La liberté guidant le peuple ou l'icône ambiguë de notre mémoire collective

À l'heure des grands rassemblements contre nos libertés mises à mal, il n'est pas vain de relire cette icône de notre patrimoine artistique pour mieux en saisir les enjeux et ranimer la flamme de notre mémoire collective autour des fondements même de la République.

   Voici une œuvre qui figure au panthéon collectif de la mythologie populaire. Sa valeur d'emblème, son idéal politique et son ancrage patriotique en font probablement un des symboles républicains les plus mobilisés, tous supports confondus. Tour à tour figure de la Marianne gravée sur les timbres d'usage, illustration sépia des billets de 100 francs ou icône imprimée sur des mugs pour touristes, elle sert encore volontiers d'éclairage sur la Révolution dans les manuels scolaires et fait l'objet de nombreux détournements dans les médias ou la publicité. C'est une œuvre patrimoine à la portée mondialement reconnue, et pourtant son message reste souvent oublié comme le contexte des événements qu'elle évoque.

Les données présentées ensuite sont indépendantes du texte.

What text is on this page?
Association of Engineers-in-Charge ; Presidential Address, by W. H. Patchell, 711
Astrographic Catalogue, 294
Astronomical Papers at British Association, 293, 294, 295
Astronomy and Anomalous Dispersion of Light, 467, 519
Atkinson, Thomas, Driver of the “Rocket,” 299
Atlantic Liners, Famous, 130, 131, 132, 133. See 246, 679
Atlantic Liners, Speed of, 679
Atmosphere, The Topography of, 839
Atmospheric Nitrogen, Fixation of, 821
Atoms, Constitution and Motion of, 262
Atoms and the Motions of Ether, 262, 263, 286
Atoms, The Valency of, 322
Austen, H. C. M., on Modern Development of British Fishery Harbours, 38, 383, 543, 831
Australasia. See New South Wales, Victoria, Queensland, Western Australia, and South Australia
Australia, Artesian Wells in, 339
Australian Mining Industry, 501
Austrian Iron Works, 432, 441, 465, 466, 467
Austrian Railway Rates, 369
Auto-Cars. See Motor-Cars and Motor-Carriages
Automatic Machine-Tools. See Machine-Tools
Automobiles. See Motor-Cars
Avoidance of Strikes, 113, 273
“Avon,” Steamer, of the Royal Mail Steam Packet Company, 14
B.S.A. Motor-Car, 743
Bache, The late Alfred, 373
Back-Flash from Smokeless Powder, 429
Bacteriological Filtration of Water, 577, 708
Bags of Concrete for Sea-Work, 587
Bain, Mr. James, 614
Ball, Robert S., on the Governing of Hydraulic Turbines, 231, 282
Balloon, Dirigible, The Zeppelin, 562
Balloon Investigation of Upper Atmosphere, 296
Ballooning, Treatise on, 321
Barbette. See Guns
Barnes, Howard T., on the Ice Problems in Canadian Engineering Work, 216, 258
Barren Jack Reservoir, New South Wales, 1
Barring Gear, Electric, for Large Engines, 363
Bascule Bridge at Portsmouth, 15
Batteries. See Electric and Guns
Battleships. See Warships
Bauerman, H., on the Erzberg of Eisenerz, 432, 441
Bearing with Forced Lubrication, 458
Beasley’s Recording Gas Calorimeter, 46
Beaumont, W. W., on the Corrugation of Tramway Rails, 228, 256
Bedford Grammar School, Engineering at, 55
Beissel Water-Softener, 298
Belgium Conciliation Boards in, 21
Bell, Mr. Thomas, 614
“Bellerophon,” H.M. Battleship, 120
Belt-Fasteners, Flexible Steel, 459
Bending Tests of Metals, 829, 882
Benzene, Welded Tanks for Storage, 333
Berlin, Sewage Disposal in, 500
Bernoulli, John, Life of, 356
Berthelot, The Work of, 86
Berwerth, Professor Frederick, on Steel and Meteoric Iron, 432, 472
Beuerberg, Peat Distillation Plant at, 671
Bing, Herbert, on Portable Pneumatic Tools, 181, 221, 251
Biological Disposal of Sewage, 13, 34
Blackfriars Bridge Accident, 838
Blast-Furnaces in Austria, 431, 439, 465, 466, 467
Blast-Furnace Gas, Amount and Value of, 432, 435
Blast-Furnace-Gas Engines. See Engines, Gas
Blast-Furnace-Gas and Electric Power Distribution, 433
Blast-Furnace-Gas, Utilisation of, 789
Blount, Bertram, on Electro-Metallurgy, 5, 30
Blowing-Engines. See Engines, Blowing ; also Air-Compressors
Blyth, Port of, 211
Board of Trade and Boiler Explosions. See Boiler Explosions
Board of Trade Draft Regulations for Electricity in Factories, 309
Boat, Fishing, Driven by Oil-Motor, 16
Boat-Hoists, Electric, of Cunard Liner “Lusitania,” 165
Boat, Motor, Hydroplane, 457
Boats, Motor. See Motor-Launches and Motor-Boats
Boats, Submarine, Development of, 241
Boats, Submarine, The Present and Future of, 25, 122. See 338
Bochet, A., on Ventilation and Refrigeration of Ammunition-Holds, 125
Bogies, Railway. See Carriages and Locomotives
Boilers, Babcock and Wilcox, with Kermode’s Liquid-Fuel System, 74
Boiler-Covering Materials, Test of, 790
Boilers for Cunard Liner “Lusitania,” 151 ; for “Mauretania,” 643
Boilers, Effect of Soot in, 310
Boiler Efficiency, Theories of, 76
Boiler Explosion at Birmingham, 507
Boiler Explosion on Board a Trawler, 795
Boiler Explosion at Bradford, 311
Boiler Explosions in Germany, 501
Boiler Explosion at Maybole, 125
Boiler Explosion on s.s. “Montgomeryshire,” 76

Une ferveur romantique pour la violence des rues

    Peinte à l'automne 1830, La liberté guidant le peuple marque un tournant décisif dans la carrière d'Eugène Delacroix, qui à trente-deux ans est déjà reconnu comme chef de file de l'école romantique française. Réalisé à partir de multiples esquisses, ce grand tableau n'est pourtant plus une « peinture d'histoire » à proprement parler, mais une incarnation de la force des combats politiques de son temps. Dans sa correspondance, le peintre en parle d'ailleurs ainsi à son frère : « J'ai entrepris un sujet moderne, une barricade, et si je n’ai pas vaincu pour la patrie, au moins peindrais-je pour elle. Cela m’a remis de belle humeur ». Mais si Delacroix, le dandy, rêve de gloire, il n'a pas l'âme d'un révolutionnaire à l'engagement fougueux comme Jacques Louis David sous la Révolution française, ni les convictions fermes de son ami Adolphe Thiers. Il ne cache pas d'ailleurs sa passion pour feu l'empire napoléonien, ni son dédain pour tout ce qui fait désordre, et comme au moment de son engagement en faveur de l'indépendance grecque, sa bataille est d'abord une lutte d'atelier. Mais s'il reconnaît toute la difficulté qu'il y a à prendre parti contre le pouvoir qui n'est autre qu'un de ses principaux commanditaires, la violence de la rue et le patriotisme réinventé du soulèvement de 1830 enflamment son imagination picturale et sa ferveur romantique à traduire les événements dont il est le contemporain.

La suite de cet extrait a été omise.